ALMT e TCE devem pagar salários só no dia 10 após atraso no duodécimo

A Assembleia Legislativa de Mato Grosso (ALMT) e o Tribunal de Contas do Estado (TCE) informaram, nesta quarta-feira (23), que devem pagar os salários dos servidores, referentes ao mês de novembro, até o dia 10 de dezembro e não mais no último dia útil do mês, como usualmente ocorre.

Segundo os dois órgãos, a mudança na data de pagamento da folha salarial foi necessária por conta do atraso no repasse da quarta parcela do duodécimo deste mês por parte do governo do estado. A nova data de pagamento dos salários está atrelada ao compromisso firmado pelo governo de efetuar o repasse da parcela em atraso.

Ao G1, a Secretaria de Estado de Fazenda (Sefaz) confirmou, por meio de assessoria, que apenas as três primeiras parcelas do duodécimo deste mês foram repassadas aos poderes, no valor de aproximadamente R$ 24 milhões cada uma, para despesas de custeio. A última e maior parcela, no valor de R$ 122 milhões, que é usada para o pagamento de pessoal, será paga no dia 5 de dezembro, conforme o governo. Ainda segundo a Sefaz, o atraso no pagamento foi provocado pelo não repasse de verbas esperadas do governo federal.

No Ministério Público Estadual (MPE), não houve anúncio de mudança na data de pagamento dos salários dos servidores. De acordo com a assessoria da instituição, a pedido do procurador-geral de Justiça, Paulo Prado, o departamento financeiro está estudando uma forma de concretizar o pagamento da folha salarial no dia 30 deste mês, como esperado.

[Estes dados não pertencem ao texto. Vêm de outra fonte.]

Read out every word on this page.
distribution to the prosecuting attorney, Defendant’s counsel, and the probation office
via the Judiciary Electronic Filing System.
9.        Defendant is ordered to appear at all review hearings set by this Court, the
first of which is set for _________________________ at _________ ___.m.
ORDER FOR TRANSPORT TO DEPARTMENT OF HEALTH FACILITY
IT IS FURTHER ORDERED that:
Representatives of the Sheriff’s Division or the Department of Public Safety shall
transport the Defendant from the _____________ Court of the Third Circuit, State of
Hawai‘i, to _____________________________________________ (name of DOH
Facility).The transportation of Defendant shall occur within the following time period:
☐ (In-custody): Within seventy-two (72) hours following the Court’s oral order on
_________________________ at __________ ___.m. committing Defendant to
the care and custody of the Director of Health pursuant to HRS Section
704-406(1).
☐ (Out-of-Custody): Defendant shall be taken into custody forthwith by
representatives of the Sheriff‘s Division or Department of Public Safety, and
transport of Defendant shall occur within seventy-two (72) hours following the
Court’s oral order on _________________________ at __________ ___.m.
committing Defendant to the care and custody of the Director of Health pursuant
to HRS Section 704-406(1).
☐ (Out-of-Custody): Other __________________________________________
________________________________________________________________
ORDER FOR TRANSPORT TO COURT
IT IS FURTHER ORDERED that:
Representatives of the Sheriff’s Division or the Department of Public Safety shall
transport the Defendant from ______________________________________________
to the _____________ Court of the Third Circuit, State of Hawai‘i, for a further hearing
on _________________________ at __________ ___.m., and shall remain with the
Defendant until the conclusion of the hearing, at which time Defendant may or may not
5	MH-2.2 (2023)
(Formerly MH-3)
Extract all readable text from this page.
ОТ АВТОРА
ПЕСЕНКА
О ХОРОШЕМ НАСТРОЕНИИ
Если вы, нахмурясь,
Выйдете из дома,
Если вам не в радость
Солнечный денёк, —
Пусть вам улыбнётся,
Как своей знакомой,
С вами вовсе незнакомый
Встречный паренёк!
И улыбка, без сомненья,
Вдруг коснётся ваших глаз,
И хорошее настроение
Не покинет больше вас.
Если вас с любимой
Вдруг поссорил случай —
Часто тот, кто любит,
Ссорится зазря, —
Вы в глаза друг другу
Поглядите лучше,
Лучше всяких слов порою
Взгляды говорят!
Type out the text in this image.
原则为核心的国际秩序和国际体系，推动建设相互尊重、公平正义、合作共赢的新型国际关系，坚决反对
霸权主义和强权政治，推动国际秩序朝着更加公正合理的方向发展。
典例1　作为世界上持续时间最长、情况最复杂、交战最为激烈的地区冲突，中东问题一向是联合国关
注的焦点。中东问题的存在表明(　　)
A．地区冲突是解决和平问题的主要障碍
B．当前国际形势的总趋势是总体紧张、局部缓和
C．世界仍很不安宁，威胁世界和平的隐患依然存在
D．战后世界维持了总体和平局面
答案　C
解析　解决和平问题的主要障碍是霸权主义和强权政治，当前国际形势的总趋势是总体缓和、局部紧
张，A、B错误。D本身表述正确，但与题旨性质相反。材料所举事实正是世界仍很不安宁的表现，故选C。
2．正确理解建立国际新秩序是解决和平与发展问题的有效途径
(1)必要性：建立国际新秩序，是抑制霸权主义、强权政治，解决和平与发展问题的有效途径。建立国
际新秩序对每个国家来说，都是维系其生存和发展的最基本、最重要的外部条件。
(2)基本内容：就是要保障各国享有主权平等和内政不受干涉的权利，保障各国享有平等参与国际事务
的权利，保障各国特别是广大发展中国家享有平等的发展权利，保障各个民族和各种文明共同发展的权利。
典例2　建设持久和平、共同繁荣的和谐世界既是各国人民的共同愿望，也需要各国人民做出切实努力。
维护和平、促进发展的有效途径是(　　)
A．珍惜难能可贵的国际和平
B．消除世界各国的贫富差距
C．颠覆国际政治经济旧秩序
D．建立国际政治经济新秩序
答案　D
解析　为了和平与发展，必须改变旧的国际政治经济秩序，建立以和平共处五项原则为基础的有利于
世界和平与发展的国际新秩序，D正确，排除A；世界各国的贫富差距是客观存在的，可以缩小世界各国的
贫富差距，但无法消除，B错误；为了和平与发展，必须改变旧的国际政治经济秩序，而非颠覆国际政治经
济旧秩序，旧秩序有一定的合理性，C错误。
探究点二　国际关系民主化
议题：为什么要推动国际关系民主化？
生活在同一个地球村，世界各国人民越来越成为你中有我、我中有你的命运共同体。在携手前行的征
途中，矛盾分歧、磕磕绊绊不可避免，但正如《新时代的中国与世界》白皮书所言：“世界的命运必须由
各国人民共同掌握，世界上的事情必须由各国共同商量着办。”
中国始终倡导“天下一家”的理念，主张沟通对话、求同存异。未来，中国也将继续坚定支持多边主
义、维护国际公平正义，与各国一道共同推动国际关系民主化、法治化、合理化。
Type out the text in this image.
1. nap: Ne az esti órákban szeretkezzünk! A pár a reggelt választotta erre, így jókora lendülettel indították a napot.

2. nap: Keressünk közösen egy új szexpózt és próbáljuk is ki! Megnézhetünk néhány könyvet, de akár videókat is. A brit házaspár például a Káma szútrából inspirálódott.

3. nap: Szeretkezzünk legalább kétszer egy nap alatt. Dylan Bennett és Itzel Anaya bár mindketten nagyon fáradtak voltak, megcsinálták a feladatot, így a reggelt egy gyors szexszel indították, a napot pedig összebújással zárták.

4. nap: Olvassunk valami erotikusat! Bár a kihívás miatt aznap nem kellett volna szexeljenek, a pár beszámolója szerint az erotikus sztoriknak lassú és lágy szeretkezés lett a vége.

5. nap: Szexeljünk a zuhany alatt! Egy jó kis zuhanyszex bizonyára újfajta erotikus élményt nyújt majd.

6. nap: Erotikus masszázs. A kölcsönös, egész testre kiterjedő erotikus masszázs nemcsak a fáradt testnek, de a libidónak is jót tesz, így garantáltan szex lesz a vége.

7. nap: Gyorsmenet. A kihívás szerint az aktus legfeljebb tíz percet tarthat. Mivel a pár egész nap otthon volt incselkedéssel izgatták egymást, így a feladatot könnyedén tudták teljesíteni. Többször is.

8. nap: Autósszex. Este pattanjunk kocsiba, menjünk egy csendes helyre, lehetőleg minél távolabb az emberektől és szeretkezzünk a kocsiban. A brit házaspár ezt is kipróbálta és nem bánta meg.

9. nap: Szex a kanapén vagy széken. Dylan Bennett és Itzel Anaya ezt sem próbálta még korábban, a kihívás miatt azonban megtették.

Até a publicação desta reportagem, o Tribunal de Justiça de Mato Grosso não se posicionou sobre o impacto que o atraso no duodécimo pode causar na quitação da folha salarial. A reportagem não conseguiu contato com a Defensoria Pública.

Duodécimo
O duodécimo é usado pelas instituições públicas e pelos poderes para a compra de equipamentos, material de trabalho, pagamento da folha salarial e outras despesas. O repasse é dividido em 12 vezes e cada instituição tem o direito garantido na Lei Orçamentária Anual de receber uma porcentagem da receita corrente líquida do estado.

Para o Poder Judiciário, o valor destinado é de 7,7%, enquanto o Ministério Público Estadual e o Tribunal de Contas do Estado recebem 3,11% e 2,71%, respectivamente. A Defensoria Pública tem direito a 0,9% da receita líquida, enquanto a Assembleia Legislativa tem direito a 3,5%.

Neste ano, o governo atrasou o pagamento de duas parcelas do duodécimo referentes aos meses de julho e agosto, que totalizam quase R$ 300 milhões. Após conversa com os poderes, o governo acertou que o repasse do valor em atraso seria feito em sete parcelas, sendo que a primeira está prevista para ser paga no dia 31 deste mês.